The Tide Of Time by D.F. Lewis

The tide of time, ever balanced, flows with flesh and blood between the banks of night and day, past and future…

Even today, I misunderstand the repercussions. Heart in my mouth, I entered the building only to look round and then scarper — fast! Well, that’s what I thought at the time. The building must have always stood halfway down the road.. .true, it is a strange affair if you could notice it at all, but it’s that type of building which no one hardly ever notices. You know, there is currently a vogue for collections of old black and white photographs of specific localities, which are sold like hot cakes to those living in each locality. Well, glancing through a few of this road, you will be hard put to take in this particular building off the page, as it were, let alone focus on it… It has pillars outside and several wide steps leading up, rather like a mini temple or ancient cinema. I only know that because I stumbled on the pavement – slid on a lump of ill-digested dogfood, if I recall correctly — and scraped my forehead on the bottom step of the said building. I’m sure the passers-by stared at me, as if to blame me for disrupting the balance of their day… going tip over arse in such an ungainly fashion is a bit unaesthetic, I suppose. But they soon forged on to their own particular ends, and I was left with a slightly dazed perspective of the building in question. I was pretty sure that that road, so familiar to me, was purely terraced houses. So I scratched and scratched… Swaying a little from side to side, I stepped up towards the double doors — with a rotting keyhole, I noted. No sign or clue as to the use of the building, but it was definitely not derelict. That brings me to the point of telling you about all this, though it will probably not be clear even when I’ve finished. Time will only tell.

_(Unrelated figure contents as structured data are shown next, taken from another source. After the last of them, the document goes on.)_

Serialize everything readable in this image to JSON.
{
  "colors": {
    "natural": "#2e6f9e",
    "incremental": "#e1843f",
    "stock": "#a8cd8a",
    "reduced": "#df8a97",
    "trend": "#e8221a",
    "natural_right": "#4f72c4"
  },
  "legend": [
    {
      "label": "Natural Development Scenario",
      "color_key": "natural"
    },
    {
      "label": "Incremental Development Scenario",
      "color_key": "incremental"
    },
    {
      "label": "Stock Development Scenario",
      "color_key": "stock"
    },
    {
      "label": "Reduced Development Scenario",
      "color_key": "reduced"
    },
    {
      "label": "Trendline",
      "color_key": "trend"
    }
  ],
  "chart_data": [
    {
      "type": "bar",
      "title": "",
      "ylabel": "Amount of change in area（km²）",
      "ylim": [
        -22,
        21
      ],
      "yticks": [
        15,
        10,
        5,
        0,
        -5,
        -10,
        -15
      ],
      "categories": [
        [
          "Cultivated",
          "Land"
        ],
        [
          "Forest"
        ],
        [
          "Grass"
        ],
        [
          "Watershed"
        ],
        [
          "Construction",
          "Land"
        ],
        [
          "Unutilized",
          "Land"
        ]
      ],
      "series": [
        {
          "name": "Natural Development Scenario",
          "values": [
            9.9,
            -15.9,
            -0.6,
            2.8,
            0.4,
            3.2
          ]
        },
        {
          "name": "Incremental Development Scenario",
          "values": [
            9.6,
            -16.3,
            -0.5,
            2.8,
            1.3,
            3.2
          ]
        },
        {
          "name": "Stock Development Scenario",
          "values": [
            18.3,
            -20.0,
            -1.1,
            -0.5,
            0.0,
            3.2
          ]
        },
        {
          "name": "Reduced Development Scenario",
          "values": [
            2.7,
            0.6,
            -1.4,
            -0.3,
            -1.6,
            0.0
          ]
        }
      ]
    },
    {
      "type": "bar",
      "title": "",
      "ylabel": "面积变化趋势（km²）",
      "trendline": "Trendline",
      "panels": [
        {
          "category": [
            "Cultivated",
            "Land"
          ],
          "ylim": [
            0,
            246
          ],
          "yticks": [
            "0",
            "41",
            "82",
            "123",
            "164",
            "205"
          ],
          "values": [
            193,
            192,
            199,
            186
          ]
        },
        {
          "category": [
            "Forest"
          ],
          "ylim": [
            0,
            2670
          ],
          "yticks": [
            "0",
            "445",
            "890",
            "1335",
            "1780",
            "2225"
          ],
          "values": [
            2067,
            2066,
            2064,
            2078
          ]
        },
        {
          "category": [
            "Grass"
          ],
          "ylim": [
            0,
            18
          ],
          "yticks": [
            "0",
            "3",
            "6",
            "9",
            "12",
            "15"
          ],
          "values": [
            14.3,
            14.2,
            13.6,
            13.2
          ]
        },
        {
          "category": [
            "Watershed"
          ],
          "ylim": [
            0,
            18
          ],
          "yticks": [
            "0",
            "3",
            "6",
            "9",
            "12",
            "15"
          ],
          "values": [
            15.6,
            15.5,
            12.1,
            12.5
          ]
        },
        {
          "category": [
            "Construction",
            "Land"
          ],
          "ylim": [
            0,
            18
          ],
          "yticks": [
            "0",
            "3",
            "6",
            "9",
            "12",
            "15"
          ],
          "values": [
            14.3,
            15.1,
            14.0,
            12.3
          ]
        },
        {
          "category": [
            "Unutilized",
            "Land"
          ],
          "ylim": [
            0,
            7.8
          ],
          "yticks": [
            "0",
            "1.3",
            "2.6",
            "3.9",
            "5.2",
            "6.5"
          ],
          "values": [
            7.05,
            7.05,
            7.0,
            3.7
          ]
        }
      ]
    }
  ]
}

I found the doors open. There was a group of people squatting on the bare floor, chanting quietly to themselves in unison. There was very little light, the only source being a truncated chimney stack at the peak of an inverted cone roof, from which wreaths of sickly yellow smoke penetrated the room. The people were dressed in costumes from an historical period which, to my then mind, had not yet fulfilled its promise in the hard and fast past. I knew the garments could not be from some future period, for I was convinced that I had learnt all about that at school and had been my best subject. If anything, I was a bit of a dab hand at drawing together all the strands of the future into a composite picture. They say you can learn a lot of lessons from such trends to help you sort out the present. No, those people were from a past on which I could not put a finger. Suddenly, they all turned on their haunches and stared at me, as if they had been consorting with my other ‘friends’ outside. The balance of their day had been shattered too, no doubt. I felt the blood rising like a tide to my face, for I’m used to minding my own business and taking the blame of the world on to my own shoulders at each and every opportunity. I was sorry to be such a nuisance, I knew nobody owed me the slightest consideration and was surprised even at the ability of my own body to take up space. One of them came up to me and whispered instructions in my ear. I can only do what I’m told, for all things are in such a state of perfect balance, that I am swayed by the slightest external influence, until an even slighter one comes to take its place. I always vote for the last candidate to talk to me. The congregation proceeded to lie on the floor, side by side, and chanted louder, and yet louder. I trampled all over them, as on a carpet of corrugated flesh, and eventually wallowed in nothing but a thickening slew of red curds which now chanted in burps, and their foul-mouthed hiccups called me Messiah. Without further thought, I determined to accept this role and, in the fullness of time, to follow my future disciples wherever they roamed, hanging on each and every word they spread.

I’m sure the building is still there even today, its roof in communion with the sky and taking suck of the pollution our world gives off. Anyway, I hope it’s still there, but the black and white photographs inevitably grow yellow. I must walk past it each day along with all the others who, blinkered, forge straight on from A to B, in search of the goal that has ever slipped behind them.